QAnon didn’t fully account for the rampage, and the theory’s namesake — a top-secret government messenger of pro-Trump prophecies — has largely vanished, posting nothing in the past 35 days and only five times since Trump’s election loss....
So, there's no person called QAnon who's leading or purporting to lead any of the recent actions. We're just calling some leaderless group "QAnon devotees." Please note that I am merely interpreting sentences I'm reading in WaPo, not making any statements about anything I know or believe.
On fringe right-wing platforms and encrypted messaging apps, believers are offering increasingly outlandish theories and sharing ideas for how they can further work to overturn the results of the Nov. 3 contest — with violence, if necessary. The fervent online organizing seen ahead of last week’s assault has begun building again....
This is a frustrating read. I am searching to understand the extent to which the January 6th event was planned, and now I see that they are doing it "again," but what are they doing again? What was the organizing? I see that it was "online" and "fervent," but I don't know what they did before they showed up in person and did what they did. And how do I even know that the fervent on-line people were the same set of people who showed up in person?

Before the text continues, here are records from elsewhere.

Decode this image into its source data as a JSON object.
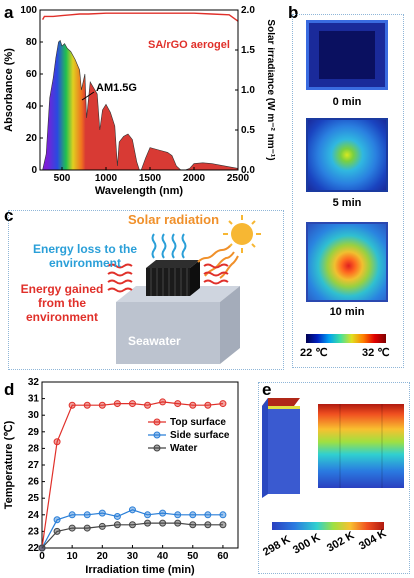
{
  "panels": {
    "a": "a",
    "b": "b",
    "c": "c",
    "d": "d",
    "e": "e"
  },
  "panel_a": {
    "ylabel_left": "Absorbance (%)",
    "ylabel_right": "Solar irradiance (W m⁻² nm⁻¹)",
    "xlabel": "Wavelength (nm)",
    "curve_label": "SA/rGO aerogel",
    "spectrum_label": "AM1.5G",
    "x_ticks": [
      "500",
      "1000",
      "1500",
      "2000",
      "2500"
    ],
    "y_left_ticks": [
      "0",
      "20",
      "40",
      "60",
      "80",
      "100"
    ],
    "y_right_ticks": [
      "0.0",
      "0.5",
      "1.0",
      "1.5",
      "2.0"
    ],
    "colors": {
      "absorbance": "#e0302a",
      "spectrum": "#d83a34"
    }
  },
  "panel_b": {
    "times": [
      "0 min",
      "5 min",
      "10 min"
    ],
    "scale_min": "22 ℃",
    "scale_max": "32 ℃"
  },
  "panel_c": {
    "solar": "Solar radiation",
    "loss": "Energy loss to the environment",
    "gain": "Energy gained from the environment",
    "seawater": "Seawater",
    "colors": {
      "solar": "#f0902a",
      "loss": "#2a9fd8",
      "gain": "#e0302a"
    }
  },
  "panel_d": {
    "xlabel": "Irradiation time (min)",
    "ylabel": "Temperature (℃)",
    "x_ticks": [
      "0",
      "10",
      "20",
      "30",
      "40",
      "50",
      "60"
    ],
    "y_ticks": [
      "22",
      "23",
      "24",
      "25",
      "26",
      "27",
      "28",
      "29",
      "30",
      "31",
      "32"
    ]
  },
  "panel_e": {
    "scale_ticks": [
      "298 K",
      "300 K",
      "302 K",
      "304 K"
    ]
  },
  "chart_data": [
    {
      "type": "area",
      "xlabel": "Wavelength (nm)",
      "ylabel": "Absorbance (%)",
      "ylabel_right": "Solar irradiance (W m⁻² nm⁻¹)",
      "xlim": [
        250,
        2500
      ],
      "ylim": [
        0,
        100
      ],
      "ylim_right": [
        0,
        2.0
      ],
      "series": [
        {
          "name": "SA/rGO aerogel",
          "type": "line",
          "x": [
            280,
            300,
            400,
            500,
            600,
            700,
            800,
            1000,
            1200,
            1500,
            1800,
            2000,
            2200,
            2400,
            2500
          ],
          "y": [
            94,
            96,
            96,
            96.5,
            97,
            97.5,
            97.5,
            98,
            98,
            98,
            98,
            98,
            97.5,
            97,
            93
          ]
        },
        {
          "name": "AM1.5G",
          "type": "area",
          "x": [
            280,
            320,
            360,
            400,
            430,
            460,
            480,
            500,
            530,
            560,
            600,
            650,
            700,
            720,
            760,
            780,
            820,
            900,
            930,
            960,
            1000,
            1050,
            1100,
            1130,
            1150,
            1200,
            1250,
            1300,
            1350,
            1380,
            1400,
            1450,
            1500,
            1600,
            1700,
            1750,
            1800,
            1850,
            1900,
            1950,
            2000,
            2100,
            2200,
            2300,
            2400,
            2500
          ],
          "y": [
            0.0,
            0.2,
            0.9,
            1.15,
            1.4,
            1.6,
            1.62,
            1.55,
            1.58,
            1.52,
            1.48,
            1.38,
            1.25,
            1.0,
            1.2,
            0.65,
            1.1,
            0.95,
            0.5,
            0.75,
            0.82,
            0.72,
            0.55,
            0.05,
            0.35,
            0.42,
            0.45,
            0.38,
            0.1,
            0.0,
            0.0,
            0.15,
            0.28,
            0.25,
            0.22,
            0.18,
            0.05,
            0.0,
            0.0,
            0.02,
            0.08,
            0.09,
            0.08,
            0.06,
            0.04,
            0.02
          ]
        }
      ]
    },
    {
      "type": "line",
      "xlabel": "Irradiation time (min)",
      "ylabel": "Temperature (℃)",
      "xlim": [
        0,
        65
      ],
      "ylim": [
        22,
        32
      ],
      "x": [
        0,
        5,
        10,
        15,
        20,
        25,
        30,
        35,
        40,
        45,
        50,
        55,
        60
      ],
      "series": [
        {
          "name": "Top surface",
          "color": "#e0302a",
          "values": [
            22.0,
            28.4,
            30.6,
            30.6,
            30.6,
            30.7,
            30.7,
            30.6,
            30.8,
            30.7,
            30.6,
            30.6,
            30.7
          ]
        },
        {
          "name": "Side surface",
          "color": "#2a7fd8",
          "values": [
            22.0,
            23.7,
            24.0,
            24.0,
            24.1,
            23.9,
            24.3,
            24.0,
            24.1,
            24.0,
            24.0,
            24.0,
            24.0
          ]
        },
        {
          "name": "Water",
          "color": "#444444",
          "values": [
            22.0,
            23.0,
            23.2,
            23.2,
            23.3,
            23.4,
            23.4,
            23.5,
            23.5,
            23.5,
            23.4,
            23.4,
            23.4
          ]
        }
      ]
    }
  ]
}
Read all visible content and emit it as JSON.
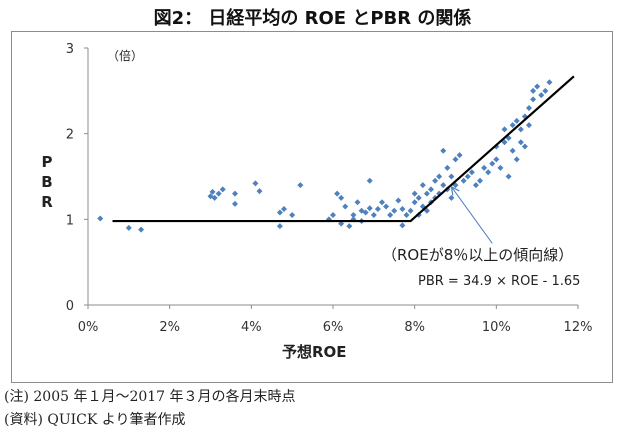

[ADDED: The end of the article discusses some individuals who participated in the breach of the Capitol and who also followed QAnon theories.]
Frustratingly, this article purports to shed light on the workings of conspiracy thinking, but the article itself indulges in the mechanisms of conspiracy thinking!
Thousands more have flocked to QAnon-affiliated spaces on the private-messaging app Telegram. One 12,000-member channel was so overrun with new members that those behind the forum temporarily froze the chat feature....
Is 12,000 a big chat group? I'm willing to believe QAnon is a big and dangerous force, but this article isn't giving me enough facts. There are conspiracy theorists talking on line, and January 6th happened — connect it up!
In 2017, a writer on the anonymous message board 4chan, styling themselves as Q, wrote posts spinning a dark and cryptic fantasy — detailing how Trump was working tactically to dismantle the “deep state” cabal that controls much of the world. For years, QAnon spun a tale in the militant language of good against evil, promising that Trump, a soldier messiah, would strike down a global cabal of pedophile politicians and Satanist media elites in a day of reckoning called the “Storm.”
The siege, for some believers, was seen as that online theory coming to life....
Some believers! And who are these people? As it reads, it seems that there was some vivid conspiracy theory on line, and whatever happened on January 6th happened, and some people who believed in the conspiracy theory also believed that what happened on January 6th had to do with the conspiracy theory. That's not connecting it up! That's saying that some conspiracy theory people fit new information into their conspiracy theory. Yeah, that's how conspiracy theory people think!
Much of QAnon devotees’ energy has in recent months flooded to false allegations that Trump had been robbed of an election victory. The QAnon-boosting attorneys Sidney Powell and L. Lin Wood led a failing pro-Trump attempt to overturn the election. The QAnon conversation online had pivoted from taking down a global cabal to targeting a more specific mission: “Stop the Steal.” So when Trump invited supporters to Washington for mass demonstrations on Jan. 6, the day Congress was set to certify Biden’s victory, researchers said pro-Trump agitators and QAnon believers saw it as a demand for action. “Be there,” Trump tweeted last month. “Will be wild!”
I await further investigation and hope they can be conducted with professionalism.